The definitions inside a structure can optionally be terminated by ;;
as in
the toplevel:
module M = struct
let x = 0;;
type t = int;;
end
module M : sig val x : int type t = int end
Sometimes that can be useful to add temporarily if you are trying to diagnose
a syntax error. It will help OCaml understand that you want two definitions
to be syntactically separate. After fixing whatever the underlying error is,
though, you can remove the ;;
.
One use case for ;;
is if you want to evaluate an expression as part of a
module:
module M = struct
let x = 0;;
assert (x = 0);;
end
module M : sig val x : int end
But that can be rewritten without ;;
as:
module M = struct
let x = 0
let _ = assert (x = 0)
end
module M : sig val x : int end
Structures can also be written on a single line, with optional ;;
between
items for readability:
module N = struct let x = 0 let y = 1 end
module O = struct let x = 0;; let y = 1 end
module N : sig val x : int val y : int end
module O : sig val x : int val y : int end
An empty structure is permitted:
module E = struct end
module E : sig end
Dynamic semantics.
We already know that expressions are evaluated to values. Similarly, a module expression is evaluated to a module value or just “module” for short. The only interesting kind of module expression we have so far, from the perspective of evaluation anyway, is the structure.

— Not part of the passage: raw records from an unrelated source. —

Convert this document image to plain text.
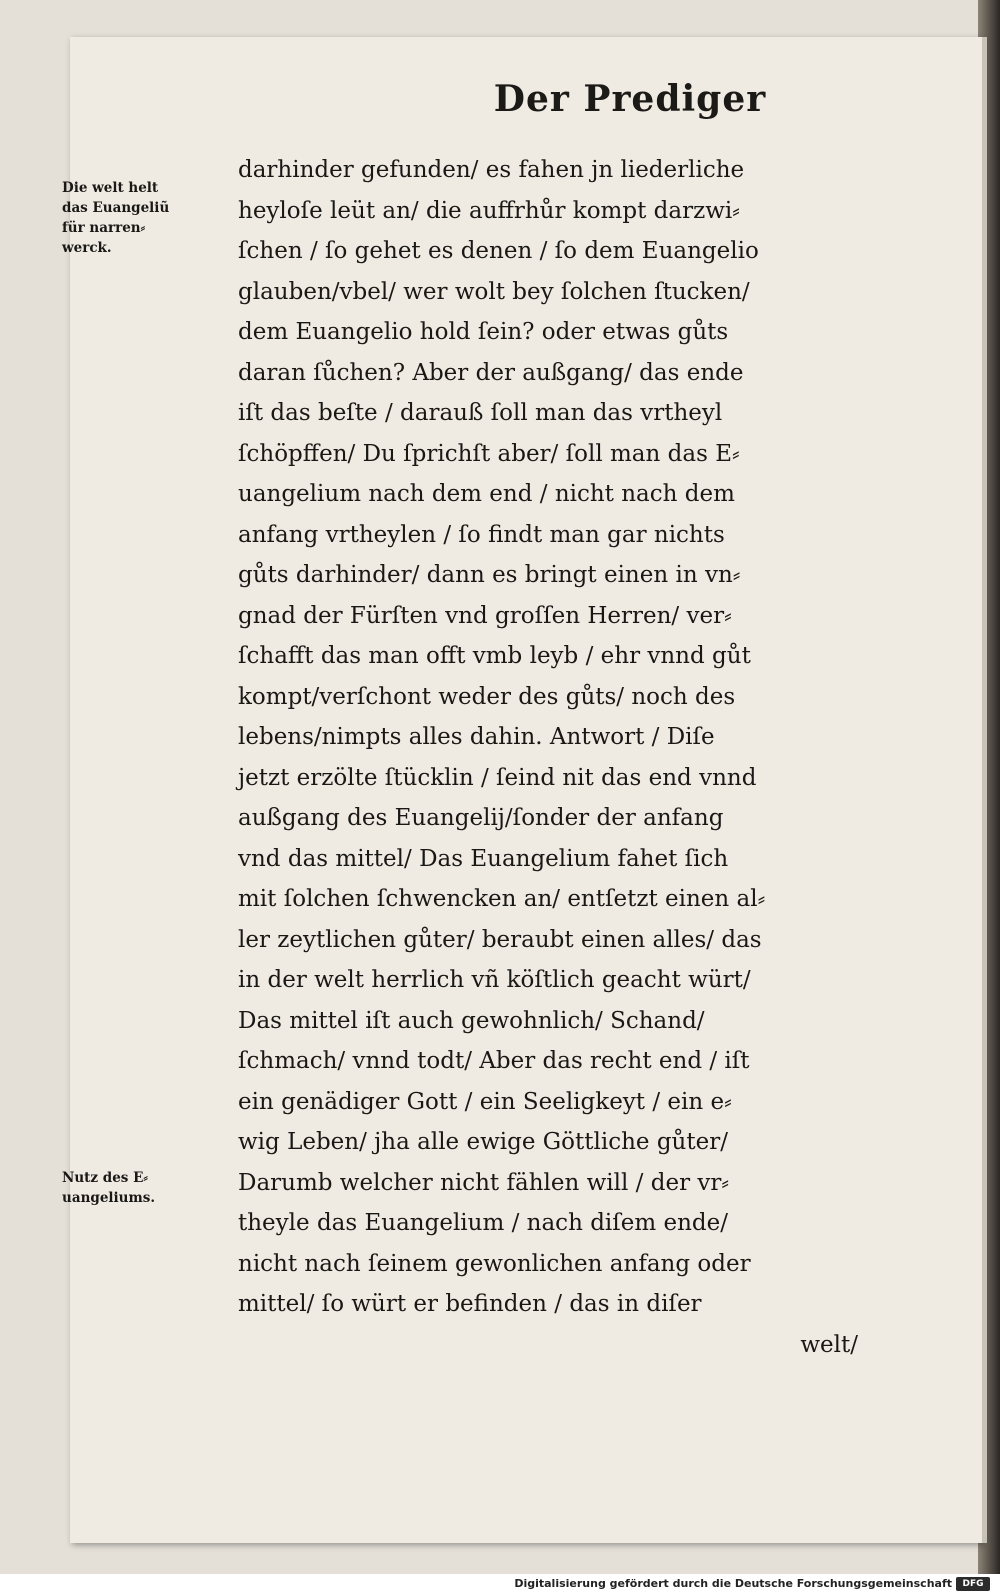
Der Prediger
Die welt helt
das Euangeliũ
für narren⸗
werck.
Nutz des E⸗
uangeliums.
darhinder gefunden/ es fahen jn liederliche
heyloſe leüt an/ die auffrhůr kompt darzwi⸗
ſchen / ſo gehet es denen / ſo dem Euangelio
glauben/vbel/ wer wolt bey ſolchen ſtucken/
dem Euangelio hold ſein? oder etwas gůts
daran ſůchen? Aber der außgang/ das ende
iſt das beſte / darauß ſoll man das vrtheyl
ſchöpffen/ Du ſprichſt aber/ ſoll man das E⸗
uangelium nach dem end / nicht nach dem
anfang vrtheylen / ſo findt man gar nichts
gůts darhinder/ dann es bringt einen in vn⸗
gnad der Fürſten vnd groſſen Herren/ ver⸗
ſchafft das man offt vmb leyb / ehr vnnd gůt
kompt/verſchont weder des gůts/ noch des
lebens/nimpts alles dahin. Antwort / Diſe
jetzt erzölte ſtücklin / ſeind nit das end vnnd
außgang des Euangelij/ſonder der anfang
vnd das mittel/ Das Euangelium fahet ſich
mit ſolchen ſchwencken an/ entſetzt einen al⸗
ler zeytlichen gůter/ beraubt einen alles/ das
in der welt herrlich vñ köſtlich geacht würt/
Das mittel iſt auch gewohnlich/ Schand/
ſchmach/ vnnd todt/ Aber das recht end / iſt
ein genädiger Gott / ein Seeligkeyt / ein e⸗
wig Leben/ jha alle ewige Göttliche gůter/
Darumb welcher nicht fählen will / der vr⸗
theyle das Euangelium / nach diſem ende/
nicht nach ſeinem gewonlichen anfang oder
mittel/ ſo würt er befinden / das in diſer
welt/
Digitalisierung gefördert durch die Deutsche Forschungsgemeinschaft	DFG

Evaluation of structures is easy: just evaluate each definition in it, in the order they occur. Because of that, earlier definitions are therefore in scope in later definitions, but not vice versa. So this module is fine:
module M = struct
let x = 0
let y = x
end
module M : sig val x : int val y : int end
But this module is not, because at the time the let
definition of x
is
being evaluated, y
has not yet been bound:
module M = struct
let x = y
let y = 0
end
File "[13]", line 2, characters 10-11:
2 | let x = y
^
Error: Unbound value y
Of course, mutual recursion can be used if desired:
module M = struct
(* Requires: input is non-negative. *)
let rec even = function
| 0 -> true
| n -> odd (n - 1)
and odd = function
| 0 -> false
| n -> even (n - 1)
end
module M : sig val even : int -> bool val odd : int -> bool end
Static semantics.
A structure is well-typed if all the definitions in it are themselves well-typed, according to all the typing rules we have already learned.
As we’ve seen in toplevel output, the module type of a structure is a signature. There’s more to module types than that, though. Let’s put that off for a moment to first talk about scope.
5.2.2. Scope and Open#
After a module M
has been defined, you can access the names within it using
the dot operator. For example:
module M = struct let x = 42 end
module M : sig val x : int end
M.x
- : int = 42
Of course from outside the module the name x
by itself is not meaningful:
x
File "[17]", line 1, characters 0-1:
1 | x
^
Error: Unbound value x
But you can bring all of the definitions of a module into the current scope
using open
:
open M
x
- : int = 42
Opening a module is like writing a local definition for each name defined in the
module. For example, open String
brings all the definitions from the
String module into scope, and has an effect similar to the following
on the local namespace:
let length = String.length
let get = String.get
let lowercase_ascii = String.lowercase_ascii
...
If there are types, exceptions, or modules defined in a module, those also are
brought into scope with open
.
The Always-Open Module.
There is a special module called Stdlib
that is automatically opened
in every OCaml program. It contains the “built-in” functions and operators. You
therefore never need to prefix any of the names it defines with Stdlib.
,
though you could do so if you ever needed to unambiguously identify a name from
it. In earlier days, this module was named Pervasives
, and you might still see
that name in some code bases.
Open as a Module Item.
An open
is another sort of module_item
. So we can open one module inside
another:
module M = struct
open List
(** [uppercase_all lst] upper-cases all the elements of [lst]. *)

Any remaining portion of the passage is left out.